As a child, Breakfield was undecided about what she would do when she grew up. Her mother told her she had to attend college or work in a dime store, so Breakefield decided to attend college.[1] Breakefield enrolled as an undergraduate at Wilson College, where she discovered the joy of learning.[2][1] She was an undergraduate at the time that DNA had first been described, which inspired her to pursue something scientific.[1] She earned her doctorate at Georgetown University,[citation needed] then was a postdoctoral researcher at the National Institutes of Health, where she worked alongside Marshall Warren Nirenberg.[1] She then moved to the United States' first human genetics laboratory.[1] She was inspired by human genetics, and eventually led the team that discovered the genetic markers for the dystonia gene.[1][3]

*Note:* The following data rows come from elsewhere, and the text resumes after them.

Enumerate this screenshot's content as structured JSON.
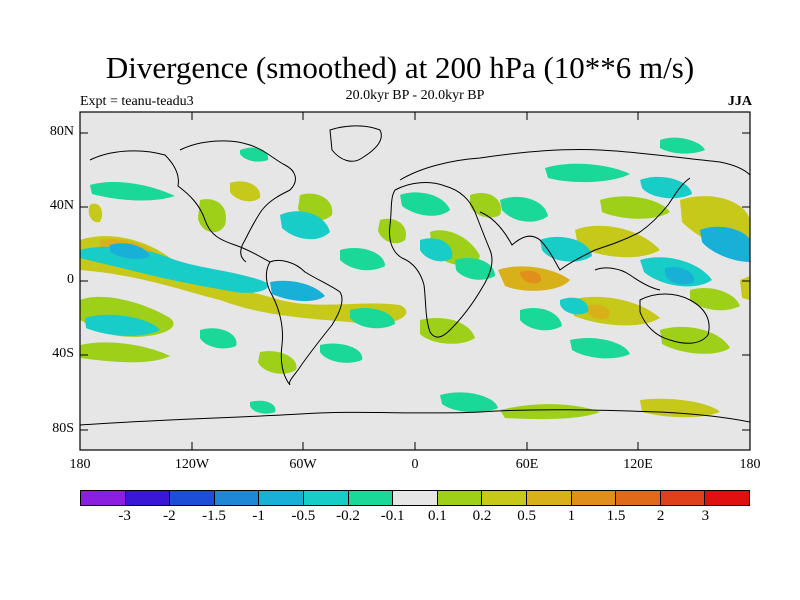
{
  "title": "Divergence (smoothed) at 200 hPa (10**6 m/s)",
  "subtitle": "20.0kyr BP - 20.0kyr BP",
  "experiment": "Expt = teanu-teadu3",
  "season": "JJA",
  "y_axis_labels": [
    "80N",
    "40N",
    "0",
    "40S",
    "80S"
  ],
  "x_axis_labels": [
    "180",
    "120W",
    "60W",
    "0",
    "60E",
    "120E",
    "180"
  ],
  "colorbar": {
    "colors": [
      "#8b1fe0",
      "#3a17d6",
      "#1d4ed8",
      "#1e88d6",
      "#19b0d8",
      "#18ccc8",
      "#1ad898",
      "#e6e6e6",
      "#9ed01a",
      "#c6c81a",
      "#d8b01a",
      "#e0901a",
      "#e06a1a",
      "#e0401a",
      "#e01010"
    ],
    "labels": [
      "-3",
      "-2",
      "-1.5",
      "-1",
      "-0.5",
      "-0.2",
      "-0.1",
      "0.1",
      "0.2",
      "0.5",
      "1",
      "1.5",
      "2",
      "3"
    ]
  },
  "colors": {
    "ocean_background": "#e6e6e6",
    "neg_weak": "#1ad898",
    "neg_mid": "#18ccc8",
    "neg_strong": "#19b0d8",
    "pos_weak": "#9ed01a",
    "pos_mid": "#c6c81a",
    "pos_strong": "#d8b01a",
    "pos_strongest": "#e0901a"
  }
}
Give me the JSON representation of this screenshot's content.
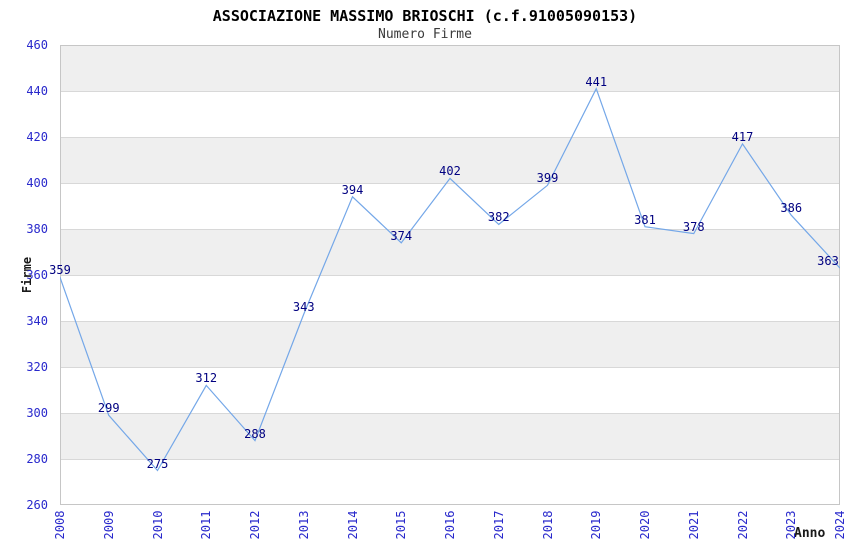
{
  "header": {
    "title": "ASSOCIAZIONE MASSIMO BRIOSCHI (c.f.91005090153)",
    "subtitle": "Numero Firme"
  },
  "chart_data": {
    "type": "line",
    "title": "ASSOCIAZIONE MASSIMO BRIOSCHI (c.f.91005090153)",
    "subtitle": "Numero Firme",
    "xlabel": "Anno",
    "ylabel": "Firme",
    "categories": [
      "2008",
      "2009",
      "2010",
      "2011",
      "2012",
      "2013",
      "2014",
      "2015",
      "2016",
      "2017",
      "2018",
      "2019",
      "2020",
      "2021",
      "2022",
      "2023",
      "2024"
    ],
    "values": [
      359,
      299,
      275,
      312,
      288,
      343,
      394,
      374,
      402,
      382,
      399,
      441,
      381,
      378,
      417,
      386,
      363
    ],
    "ylim": [
      260,
      460
    ],
    "ytick_step": 20,
    "grid": "horizontal",
    "legend": "none",
    "show_data_labels": true,
    "colors": {
      "line": "#74a7e8",
      "data_label": "#000080",
      "tick_label": "#2929cc",
      "axis_title": "#1a1a1a",
      "band_gray": "#efefef",
      "band_white": "#ffffff",
      "gridline": "#d8d8d8",
      "frame": "#c6c6c6",
      "background": "#ffffff"
    }
  }
}
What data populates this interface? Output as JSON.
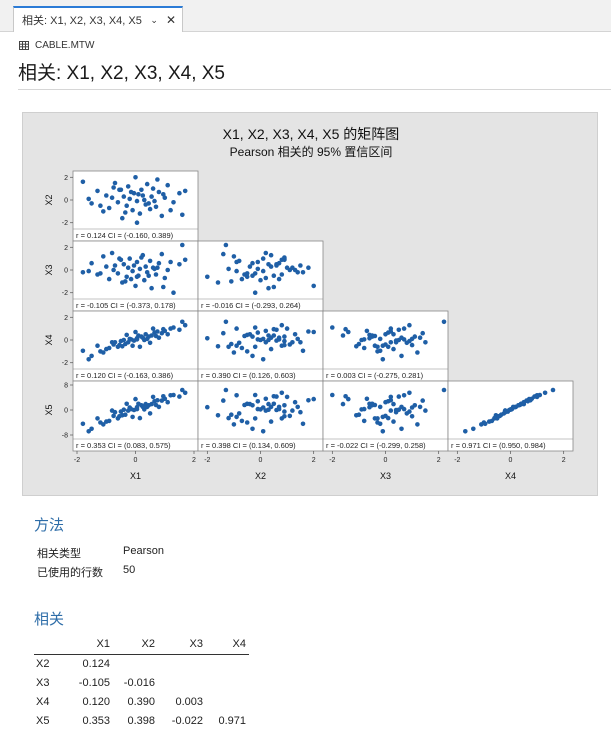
{
  "tab": {
    "label": "相关: X1, X2, X3, X4, X5",
    "dropdown_icon": "chevron-down-icon",
    "close_icon": "close-icon"
  },
  "worksheet": {
    "name": "CABLE.MTW",
    "icon": "worksheet-grid-icon"
  },
  "page_title": "相关: X1, X2, X3, X4, X5",
  "chart_data": {
    "type": "scatter",
    "title": "X1, X2, X3, X4, X5 的矩阵图",
    "subtitle": "Pearson 相关的 95% 置信区间",
    "variables": [
      "X1",
      "X2",
      "X3",
      "X4",
      "X5"
    ],
    "variable_ranges": {
      "X1": [
        -2,
        2
      ],
      "X2": [
        -2.2,
        2.2
      ],
      "X3": [
        -2.2,
        2.2
      ],
      "X4": [
        -2.2,
        2.2
      ],
      "X5": [
        -8,
        8
      ]
    },
    "axis_ticks": {
      "X1": [
        -2,
        0,
        2
      ],
      "X2": [
        -2,
        0,
        2
      ],
      "X3": [
        -2,
        0,
        2
      ],
      "X4": [
        -2,
        0,
        2
      ],
      "X5": [
        -8,
        0,
        8
      ]
    },
    "panels": [
      {
        "row": "X2",
        "col": "X1",
        "caption": "r = 0.124  CI = (-0.160, 0.389)"
      },
      {
        "row": "X3",
        "col": "X1",
        "caption": "r = -0.105  CI = (-0.373, 0.178)"
      },
      {
        "row": "X3",
        "col": "X2",
        "caption": "r = -0.016  CI = (-0.293, 0.264)"
      },
      {
        "row": "X4",
        "col": "X1",
        "caption": "r = 0.120  CI = (-0.163, 0.386)"
      },
      {
        "row": "X4",
        "col": "X2",
        "caption": "r = 0.390  CI = (0.126, 0.603)"
      },
      {
        "row": "X4",
        "col": "X3",
        "caption": "r = 0.003  CI = (-0.275, 0.281)"
      },
      {
        "row": "X5",
        "col": "X1",
        "caption": "r = 0.353  CI = (0.083, 0.575)"
      },
      {
        "row": "X5",
        "col": "X2",
        "caption": "r = 0.398  CI = (0.134, 0.609)"
      },
      {
        "row": "X5",
        "col": "X3",
        "caption": "r = -0.022  CI = (-0.299, 0.258)"
      },
      {
        "row": "X5",
        "col": "X4",
        "caption": "r = 0.971  CI = (0.950, 0.984)"
      }
    ],
    "observations": {
      "X1": [
        -1.8,
        -1.5,
        -1.3,
        -1.1,
        -1.0,
        -0.9,
        -0.8,
        -0.75,
        -0.6,
        -0.5,
        -0.45,
        -0.4,
        -0.3,
        -0.25,
        -0.2,
        -0.1,
        -0.05,
        0.0,
        0.05,
        0.1,
        0.15,
        0.2,
        0.3,
        0.35,
        0.4,
        0.5,
        0.55,
        0.6,
        0.7,
        0.8,
        0.9,
        1.0,
        1.1,
        1.3,
        1.5,
        1.7,
        -1.2,
        -0.7,
        -0.35,
        0.25,
        0.45,
        0.75,
        1.2,
        -0.15,
        0.65,
        -0.55,
        0.05,
        0.95,
        1.6,
        -1.6
      ],
      "X2": [
        1.6,
        -0.3,
        0.8,
        -1.0,
        0.4,
        -0.7,
        0.2,
        1.1,
        -0.2,
        0.9,
        -1.6,
        0.3,
        -0.5,
        1.2,
        0.1,
        -0.9,
        0.6,
        2.0,
        -0.1,
        0.5,
        -1.2,
        0.9,
        0.0,
        -0.4,
        1.4,
        -0.8,
        0.3,
        1.0,
        -0.6,
        0.7,
        -1.4,
        0.2,
        1.3,
        -0.2,
        0.6,
        0.8,
        -0.5,
        1.5,
        -1.1,
        0.4,
        -0.3,
        1.8,
        -0.9,
        0.7,
        -0.1,
        0.9,
        -2.0,
        0.5,
        -1.3,
        0.1
      ],
      "X3": [
        -0.2,
        0.6,
        -0.4,
        1.2,
        0.3,
        -0.8,
        1.5,
        0.0,
        -0.3,
        0.9,
        -1.1,
        0.5,
        -0.6,
        0.2,
        1.0,
        -0.1,
        0.4,
        -1.4,
        0.7,
        -0.5,
        0.1,
        1.1,
        -0.9,
        0.3,
        -0.2,
        0.8,
        -1.6,
        0.2,
        -0.4,
        0.6,
        1.4,
        -0.7,
        0.0,
        -2.0,
        0.5,
        0.9,
        -0.3,
        0.4,
        -1.0,
        1.3,
        -0.5,
        0.2,
        0.7,
        -0.8,
        0.1,
        1.0,
        -0.6,
        -1.5,
        2.2,
        -0.1
      ],
      "X4": [
        -0.95,
        -1.4,
        -0.5,
        -1.1,
        -0.8,
        -0.7,
        -0.2,
        -0.4,
        -0.6,
        -0.1,
        -0.55,
        0.0,
        0.45,
        -0.2,
        0.1,
        -0.5,
        -0.05,
        0.7,
        0.05,
        0.4,
        -0.6,
        0.3,
        0.0,
        0.5,
        0.1,
        -0.25,
        0.4,
        1.0,
        0.35,
        0.2,
        0.6,
        0.8,
        0.5,
        1.1,
        0.9,
        1.3,
        -1.0,
        -0.2,
        -0.35,
        0.2,
        0.3,
        0.75,
        1.0,
        0.05,
        0.65,
        -0.45,
        0.15,
        0.95,
        1.6,
        -1.7
      ],
      "X5": [
        -4.4,
        -6.0,
        -2.7,
        -4.6,
        -3.7,
        -3.5,
        -0.2,
        -1.9,
        -2.7,
        -0.5,
        -1.7,
        0.1,
        2.0,
        -0.2,
        0.8,
        -2.2,
        0.0,
        3.5,
        0.3,
        2.0,
        -2.6,
        1.5,
        0.2,
        1.9,
        1.0,
        -1.1,
        1.9,
        4.2,
        1.6,
        1.0,
        3.0,
        3.6,
        2.5,
        4.8,
        4.3,
        5.5,
        -4.0,
        -0.7,
        -1.5,
        1.0,
        1.5,
        3.1,
        4.7,
        0.3,
        2.8,
        -2.0,
        0.9,
        4.4,
        6.4,
        -6.8
      ]
    }
  },
  "method": {
    "title": "方法",
    "rows": [
      {
        "label": "相关类型",
        "value": "Pearson"
      },
      {
        "label": "已使用的行数",
        "value": "50"
      }
    ]
  },
  "correlation": {
    "title": "相关",
    "columns": [
      "X1",
      "X2",
      "X3",
      "X4"
    ],
    "rows": [
      {
        "label": "X2",
        "values": [
          "0.124"
        ]
      },
      {
        "label": "X3",
        "values": [
          "-0.105",
          "-0.016"
        ]
      },
      {
        "label": "X4",
        "values": [
          "0.120",
          "0.390",
          "0.003"
        ]
      },
      {
        "label": "X5",
        "values": [
          "0.353",
          "0.398",
          "-0.022",
          "0.971"
        ]
      }
    ]
  },
  "colors": {
    "point": "#1f5fa6",
    "tab_accent": "#2b7bd6",
    "section_title": "#2e6da8",
    "graph_bg": "#e4e4e4"
  }
}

Breakefield's early work considered the nerve growth factor, a protein involved in the development of sensory neurons, catechol-O-methyltransferase and monoamine oxidase.[4]
Breakefield uses molecular genetics to understand inherited variations in neurological disease.[5] To achieve this, she uses new viral vectors to enhance gene delivery and develops new therapeutic modalities.[6] In particular, she has developed strategies to identify the genes that cause movement disorders (e.g. early-onset torsion dystonia and X-linked dystonia parkinsonism). In addition, she has studied the extracellular vesicles that are released by cells of brain tumor, looking at how they modify their microenvironment to promote tumor growth.[7]